Salah compris à travers cet incident avec Yacoub la puissance de ses mots et lui vint l’idée que la poésie pourrait le sauver.

Finalement radié de l’armée, il fut libéré de prison, il se trouva à Bagdad dans le plus grand désœuvrement. Pas de travail pour ce paria marqué à vie sur son livret militaire. La famille constamment menacée lui avait demandé de prendre ses distances. Il s’installa dans le quartier Haider Khana du vieux Bagdad, dans un immeuble occupé par des pauvres et des prostituées. D’humeur bohème, il traînait d’un quartier à l’autre, d’un café à l’autre, de ruelles en ruelles à la recherche d’un travail même précaire. Il se laissait pousser les cheveux comme les jeunes occidentaux à la même époque. Il se déplaçait désormais avec un chat noir auquel il s’était attaché et qu’il avait surnommé Nixon. Régulièrement impliqué dans des rixes avec des miliciens du parti Baas qui le provoquaient, il vivait sur le qui-vive, toujours prêt à se défendre.

Il finit par découvrir la littérature sur les bancs du café Oum Khoulsoum de Bagdad, envahi de fumée et fréquenté par des poètes et de jeunes artistes irakiens de toutes sortes qui lui firent connaître Rimbaud, Baudelaire, Al Marout, Al Sayab, Kafka, Platon, Marx, Sartre et surtout Camus…
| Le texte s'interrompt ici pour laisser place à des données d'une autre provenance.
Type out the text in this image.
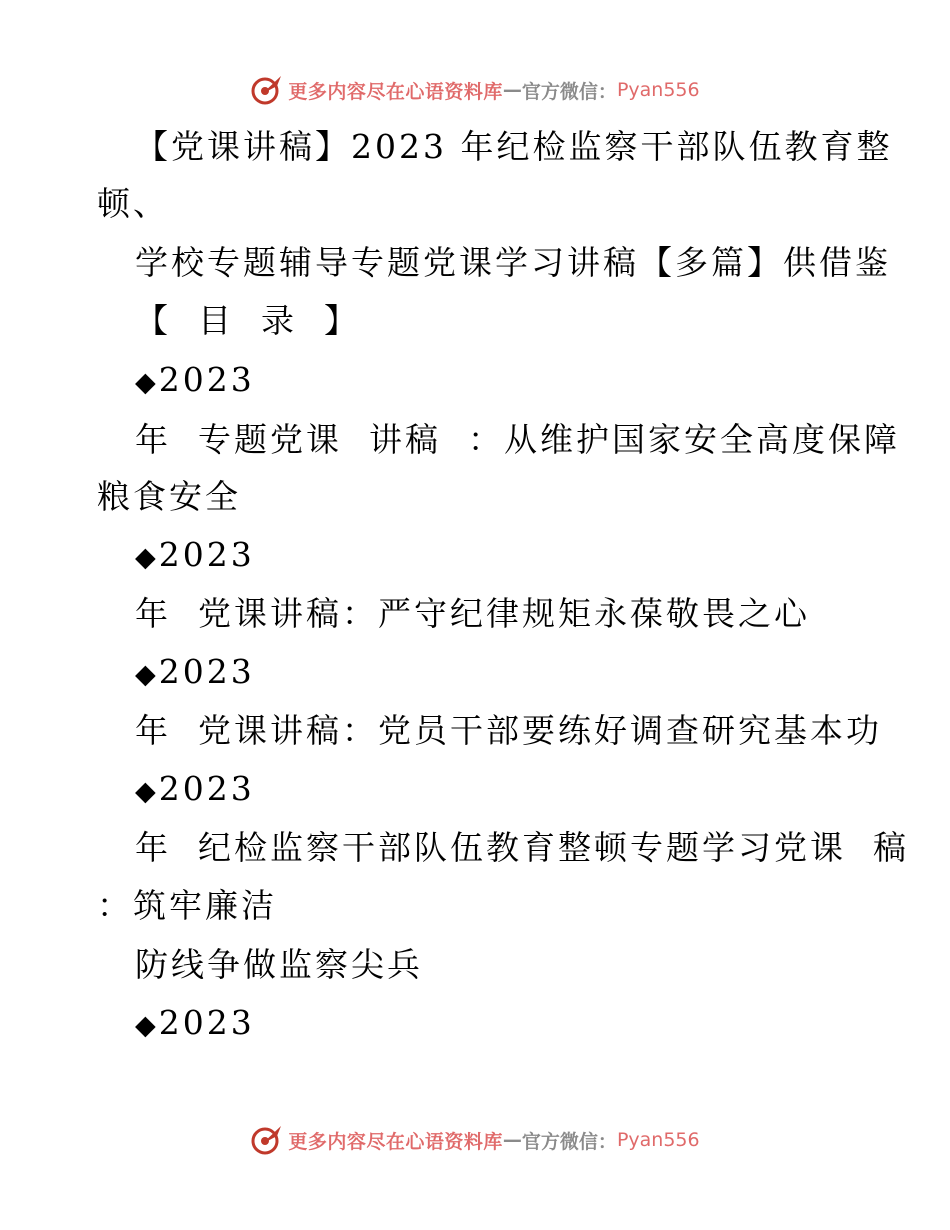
更多内容尽在心语资料库 — 官方微信： Pyan556
【党课讲稿】2023 年纪检监察干部队伍教育整
顿、
学校专题辅导专题党课学习讲稿【多篇】供借鉴
【  目  录  】
◆2023
年  专题党课  讲稿  ：从维护国家安全高度保障
粮食安全
◆2023
年  党课讲稿：严守纪律规矩永葆敬畏之心
◆2023
年  党课讲稿：党员干部要练好调查研究基本功
◆2023
年  纪检监察干部队伍教育整顿专题学习党课  稿
：筑牢廉洁
防线争做监察尖兵
◆2023
更多内容尽在心语资料库 — 官方微信： Pyan556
Il partagea sa chambre un certain temps avec un poète qui est peut-être mort aujourd’hui. Il écrivait alors des poèmes qu’il osait présenter lors des concours traditionnels aux poètes officiels. Ceux-ci les rejetaient systématiquement. Pourtant dans son entourage, on s’enthousiasmait.
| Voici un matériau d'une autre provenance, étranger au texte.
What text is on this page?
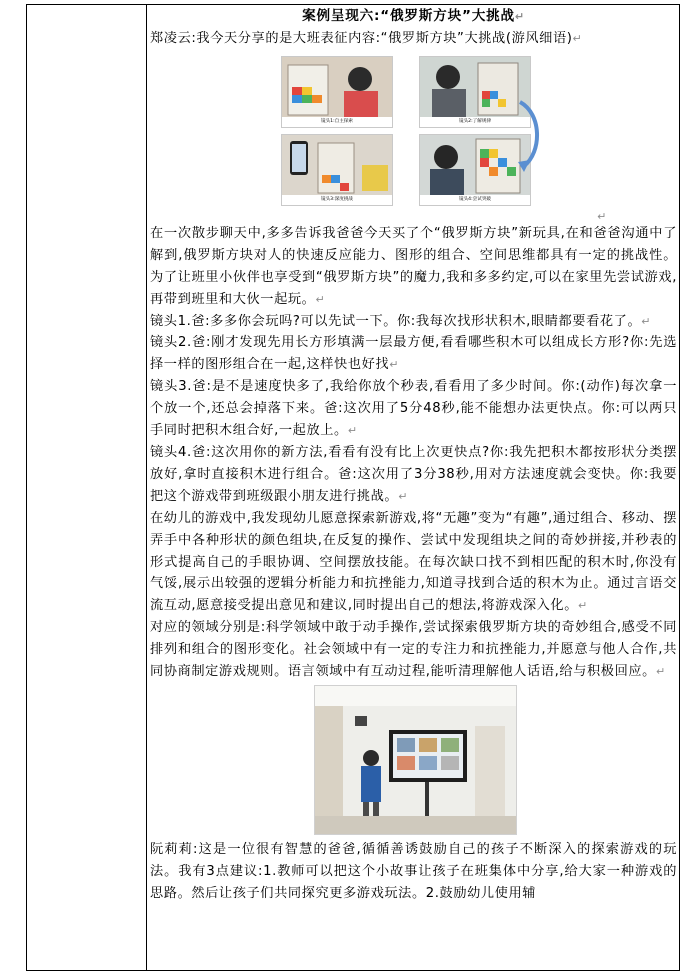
案例呈现六:“俄罗斯方块”大挑战↵

郑凌云:我今天分享的是大班表征内容:“俄罗斯方块”大挑战(游风细语)↵

镜头1:自主探索	镜头2:了解规律
镜头3:深度挑战	镜头4:尝试突破
↵

在一次散步聊天中,多多告诉我爸爸今天买了个“俄罗斯方块”新玩具,在和爸爸沟通中了解到,俄罗斯方块对人的快速反应能力、图形的组合、空间思维都具有一定的挑战性。为了让班里小伙伴也享受到“俄罗斯方块”的魔力,我和多多约定,可以在家里先尝试游戏,再带到班里和大伙一起玩。↵

镜头1.爸:多多你会玩吗?可以先试一下。你:我每次找形状积木,眼睛都要看花了。↵

镜头2.爸:刚才发现先用长方形填满一层最方便,看看哪些积木可以组成长方形?你:先选择一样的图形组合在一起,这样快也好找↵

镜头3.爸:是不是速度快多了,我给你放个秒表,看看用了多少时间。你:(动作)每次拿一个放一个,还总会掉落下来。爸:这次用了5分48秒,能不能想办法更快点。你:可以两只手同时把积木组合好,一起放上。↵

镜头4.爸:这次用你的新方法,看看有没有比上次更快点?你:我先把积木都按形状分类摆放好,拿时直接积木进行组合。爸:这次用了3分38秒,用对方法速度就会变快。你:我要把这个游戏带到班级跟小朋友进行挑战。↵

在幼儿的游戏中,我发现幼儿愿意探索新游戏,将“无趣”变为“有趣”,通过组合、移动、摆弄手中各种形状的颜色组块,在反复的操作、尝试中发现组块之间的奇妙拼接,并秒表的形式提高自己的手眼协调、空间摆放技能。在每次缺口找不到相匹配的积木时,你没有气馁,展示出较强的逻辑分析能力和抗挫能力,知道寻找到合适的积木为止。通过言语交流互动,愿意接受提出意见和建议,同时提出自己的想法,将游戏深入化。↵

对应的领域分别是:科学领域中敢于动手操作,尝试探索俄罗斯方块的奇妙组合,感受不同排列和组合的图形变化。社会领域中有一定的专注力和抗挫能力,并愿意与他人合作,共同协商制定游戏规则。语言领域中有互动过程,能听清理解他人话语,给与积极回应。↵

阮莉莉:这是一位很有智慧的爸爸,循循善诱鼓励自己的孩子不断深入的探索游戏的玩法。我有3点建议:1.教师可以把这个小故事让孩子在班集体中分享,给大家一种游戏的思路。然后让孩子们共同探究更多游戏玩法。2.鼓励幼儿使用辅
Pour gagner sa vie, il écrivit alors des lettres d’amour pour des jeunes de familles aisées. Sa joie de vivre et les traditions familiales lui avaient donné un goût particulier et une aisance pour la danse traditionnelle irakienne. Il devait être engagé par la troupe nationale, mais son passé de prisonnier politique l’en empêcha. Tout ce qu’il fit n’était pas suffisant pour vivre et il ne cessait d’être harcelé par la milice fasciste du parti Baas de Saddam Hussein et les brutalités policières quotidiennes. Alors qu’il réussit à échapper à une tentative d’assassinat, on lui conseilla de s’enfuir à l’étranger. Mais sans argent il lui était difficile d’obtenir un passeport en raison de sa condamnation politique et sa radiation de l’armée.

Il finit par quitter l’Irak avec l’aide de quelques jeunes de familles aisées, avec l’aide aussi d’intellectuels et de poètes méconnus qui abondaient dans les cafés de Bagdad.

C’est ainsi qu’un jour il laissa sa famille, ses amis, son chat et tous ses poèmes à l’autre bout des rails.

Salah choisit la France parce qu’il était tout simplement fasciné par l’écrivain Albert Camus et son roman l’Etranger, dit-il plus tard ! Après un voyage clandestin en train le faisant traverser la Syrie puis la Turquie, il arriva à Paris en janvier 1975 à la gare de l’Est. Perdu dans Paris, sans connaître un seul mot de français, il erra deux jours avec son ballot avant de trouver son contact, un communiste tunisien qui logeait rue Gay Lussac. Cet épisode insolite a donné lieu à une nouvelle, «Le 44 ».

Aussitôt arrivé, aussitôt séquestré ! Il subit un examen qui dura trois longs jours avant d’être reconnu comme ami et libéré par ses geôliers tunisiens. Les mêmes l’introduisirent par la suite à la faculté de Vincennes où il put s’inscrire sans diplôme dans la section Théâtre !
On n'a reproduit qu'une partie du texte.